The bright orange of the ibis and the vivid green in other paintings are "exaggerated tones," Mosca concedes, explaining that this use of artificial colour is a deliberate technique. He cites the example of the numerous shades of blue in "Toucan--Oropouche River," where the blue feathers of the rainbow-coloured toucan complement the blue of its curled claws, the blue of the not-too-distant mountain and the blue sky.

"I'm painting beyond what I see, depicting what I feel," says Mosca. "A lot of people criticise me for doing the same bird over and over," said Mosca, "but they don't realise that there's a lot more to it than meets the eye. The mystery is elusive."

All the same, too many people, Mosca is simply "the man that loves to paint birds." Small wonder. He's been painting the birds of Trinidad and Tobago as well as South America for thirty years. The painter, who describes himself as an amateur student of ornithology (the scientific study of birds), fondly recalls youngers spent under the tutelage of ornithologist and wildlife artist Don Eckleberry.

But why birds, I ask.

"Because birds are most apt for my message," Mosca tells me, "which is that simple things are God. God is not something separate and apart from creation. I don't believe in dividing existence into creation and the Creator."

Mosca is a caricaturist's dream. In appearance, he fulfils every stereotype of the naturalist philosopher: he is dressed in shorts, a shirt and boots. His 175 dt Yamaha motorbike pulls up to the Gallery half an hour after the appointed time for the interview. Under his helmet, there is long hair, a flowing grey beard and a light scar on his forehead. That scar creases deeply as the artist articulates a personal philosophy which he's been expressing on the canvas for "well over thirty years."

"I choose birds as my symbol to represent the simple, the beautiful, that which is mundane and ordinary. To me, the mundane and the ordinary, they're sacred. Birds are most apt because they are beautiful, they have wings, they can fly but they are around us every day," said the artist, underscoring in the same breath that his philosophy hasn't changed much over the last three decades.

"Once you encounter the truth, it doesn't change. Only the periphery changes. The central core remains consistent."

In this case, what has remained consistent is Mosca's philosophy and the "periphery" is the technical aspect of his craft. Recalling the early days when he first started exhibiting in 1976, the bird-painter defined some evolutionary patterns in his craft.

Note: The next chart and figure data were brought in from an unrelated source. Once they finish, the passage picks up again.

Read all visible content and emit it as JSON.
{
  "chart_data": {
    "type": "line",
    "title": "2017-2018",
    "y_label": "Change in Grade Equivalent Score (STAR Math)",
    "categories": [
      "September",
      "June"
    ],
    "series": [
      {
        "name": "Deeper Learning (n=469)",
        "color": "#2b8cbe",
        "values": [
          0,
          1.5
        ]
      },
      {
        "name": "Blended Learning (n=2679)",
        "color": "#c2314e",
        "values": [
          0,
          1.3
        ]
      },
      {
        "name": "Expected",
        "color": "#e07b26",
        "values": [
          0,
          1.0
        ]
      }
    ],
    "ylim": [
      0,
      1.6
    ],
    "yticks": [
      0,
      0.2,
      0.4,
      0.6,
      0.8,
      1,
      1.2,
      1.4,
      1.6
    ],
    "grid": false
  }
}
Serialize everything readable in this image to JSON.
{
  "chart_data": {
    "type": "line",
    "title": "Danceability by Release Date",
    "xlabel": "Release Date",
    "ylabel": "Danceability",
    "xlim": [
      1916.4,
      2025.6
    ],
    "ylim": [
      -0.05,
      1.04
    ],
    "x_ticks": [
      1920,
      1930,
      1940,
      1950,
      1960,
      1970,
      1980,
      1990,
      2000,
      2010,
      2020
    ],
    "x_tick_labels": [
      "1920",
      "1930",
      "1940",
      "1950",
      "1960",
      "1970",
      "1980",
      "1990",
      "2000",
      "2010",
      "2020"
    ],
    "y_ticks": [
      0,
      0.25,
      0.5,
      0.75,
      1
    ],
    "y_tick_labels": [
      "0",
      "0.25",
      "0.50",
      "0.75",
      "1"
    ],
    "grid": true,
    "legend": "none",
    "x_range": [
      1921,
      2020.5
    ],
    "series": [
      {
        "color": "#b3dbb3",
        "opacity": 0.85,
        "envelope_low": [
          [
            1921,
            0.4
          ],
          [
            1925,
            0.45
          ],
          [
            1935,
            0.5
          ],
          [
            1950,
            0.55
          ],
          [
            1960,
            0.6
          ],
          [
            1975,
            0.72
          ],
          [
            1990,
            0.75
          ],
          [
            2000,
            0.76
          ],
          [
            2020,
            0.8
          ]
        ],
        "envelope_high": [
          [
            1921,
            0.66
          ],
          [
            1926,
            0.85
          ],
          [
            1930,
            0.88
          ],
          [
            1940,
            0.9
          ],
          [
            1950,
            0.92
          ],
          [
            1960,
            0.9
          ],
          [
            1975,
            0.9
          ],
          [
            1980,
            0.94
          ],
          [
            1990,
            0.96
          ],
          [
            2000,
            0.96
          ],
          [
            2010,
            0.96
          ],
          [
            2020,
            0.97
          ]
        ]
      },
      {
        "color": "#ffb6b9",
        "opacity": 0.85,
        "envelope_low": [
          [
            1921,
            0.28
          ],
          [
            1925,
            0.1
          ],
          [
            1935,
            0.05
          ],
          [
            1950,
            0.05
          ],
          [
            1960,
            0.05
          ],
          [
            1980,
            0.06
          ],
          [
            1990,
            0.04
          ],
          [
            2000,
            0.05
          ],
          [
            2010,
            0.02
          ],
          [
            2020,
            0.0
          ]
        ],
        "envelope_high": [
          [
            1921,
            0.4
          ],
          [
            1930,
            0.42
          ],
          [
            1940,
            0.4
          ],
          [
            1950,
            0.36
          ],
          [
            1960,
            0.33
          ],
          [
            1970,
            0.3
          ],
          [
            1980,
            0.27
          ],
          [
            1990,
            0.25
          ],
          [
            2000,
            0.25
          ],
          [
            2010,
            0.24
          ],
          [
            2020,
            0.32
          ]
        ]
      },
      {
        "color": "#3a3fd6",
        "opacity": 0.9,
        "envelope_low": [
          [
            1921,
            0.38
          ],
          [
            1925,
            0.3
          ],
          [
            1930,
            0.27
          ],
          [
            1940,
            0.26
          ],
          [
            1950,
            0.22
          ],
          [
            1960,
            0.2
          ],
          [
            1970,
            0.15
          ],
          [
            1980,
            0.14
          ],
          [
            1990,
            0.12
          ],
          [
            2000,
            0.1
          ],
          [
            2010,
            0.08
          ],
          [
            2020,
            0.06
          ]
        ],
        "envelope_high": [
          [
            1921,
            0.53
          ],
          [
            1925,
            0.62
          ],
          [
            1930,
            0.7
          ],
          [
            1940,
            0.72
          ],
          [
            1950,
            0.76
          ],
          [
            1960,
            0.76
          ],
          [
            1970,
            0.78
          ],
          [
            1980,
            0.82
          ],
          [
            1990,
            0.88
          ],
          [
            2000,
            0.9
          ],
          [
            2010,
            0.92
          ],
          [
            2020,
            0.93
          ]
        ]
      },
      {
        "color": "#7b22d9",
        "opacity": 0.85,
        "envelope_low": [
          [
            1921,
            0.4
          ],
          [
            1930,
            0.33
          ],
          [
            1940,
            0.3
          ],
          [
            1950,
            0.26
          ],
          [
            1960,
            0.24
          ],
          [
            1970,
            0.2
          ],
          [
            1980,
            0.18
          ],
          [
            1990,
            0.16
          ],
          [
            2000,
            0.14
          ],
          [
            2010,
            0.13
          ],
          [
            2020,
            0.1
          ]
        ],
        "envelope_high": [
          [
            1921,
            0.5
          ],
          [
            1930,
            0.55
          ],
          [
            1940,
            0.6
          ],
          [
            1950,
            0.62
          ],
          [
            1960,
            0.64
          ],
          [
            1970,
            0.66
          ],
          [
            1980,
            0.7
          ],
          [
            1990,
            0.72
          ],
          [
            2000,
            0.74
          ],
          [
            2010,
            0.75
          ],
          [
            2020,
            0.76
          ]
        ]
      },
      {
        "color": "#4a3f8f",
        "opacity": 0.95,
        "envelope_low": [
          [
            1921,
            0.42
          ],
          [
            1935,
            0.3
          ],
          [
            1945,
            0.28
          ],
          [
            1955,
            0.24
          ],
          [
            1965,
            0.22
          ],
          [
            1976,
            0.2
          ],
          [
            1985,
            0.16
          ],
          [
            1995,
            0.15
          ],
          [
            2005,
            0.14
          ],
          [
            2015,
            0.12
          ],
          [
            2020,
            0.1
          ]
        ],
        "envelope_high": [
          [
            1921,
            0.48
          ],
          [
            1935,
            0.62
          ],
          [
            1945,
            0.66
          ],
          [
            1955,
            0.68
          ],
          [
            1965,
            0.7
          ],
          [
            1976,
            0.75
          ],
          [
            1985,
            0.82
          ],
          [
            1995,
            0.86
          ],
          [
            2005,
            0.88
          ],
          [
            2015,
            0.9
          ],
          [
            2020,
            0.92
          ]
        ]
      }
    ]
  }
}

"As a novice, I was still experimenting with the basics. Back then, I tried to be more precise whereas now I am freer. I'm not so much interested in detail per se, but I more interested in the overall effect of the painting. Before, I would delineate all the feathers of the bird whereas now I simply suggest them. Therefore I've loosened up a lot. I've become more impressionistic in my approach whereas before I'd take it more like a camera."

As we chat, my eyes flicker between "Mot-Mot Magic" and "Mot-Mot with Bamboo" (the mot-mot is the bird on the five-dollar bill) and I nod in agreement. These paintings are not photorealistic. But there is a detailed authenticity in the background work that prevents me from seeing the style as wholly impressionistic.

"Photo-impressionistic?" proposes Mosca with a shrug, after I voice my reservation. "Can I coin a word?"

I nod. Why not, I think, turning my gaze now to "Pygmy Owl at Night," a fantastical piece in which a brown owl, bright against the starry night sky, swoops down on an unsuspecting lizard. Sure, why not?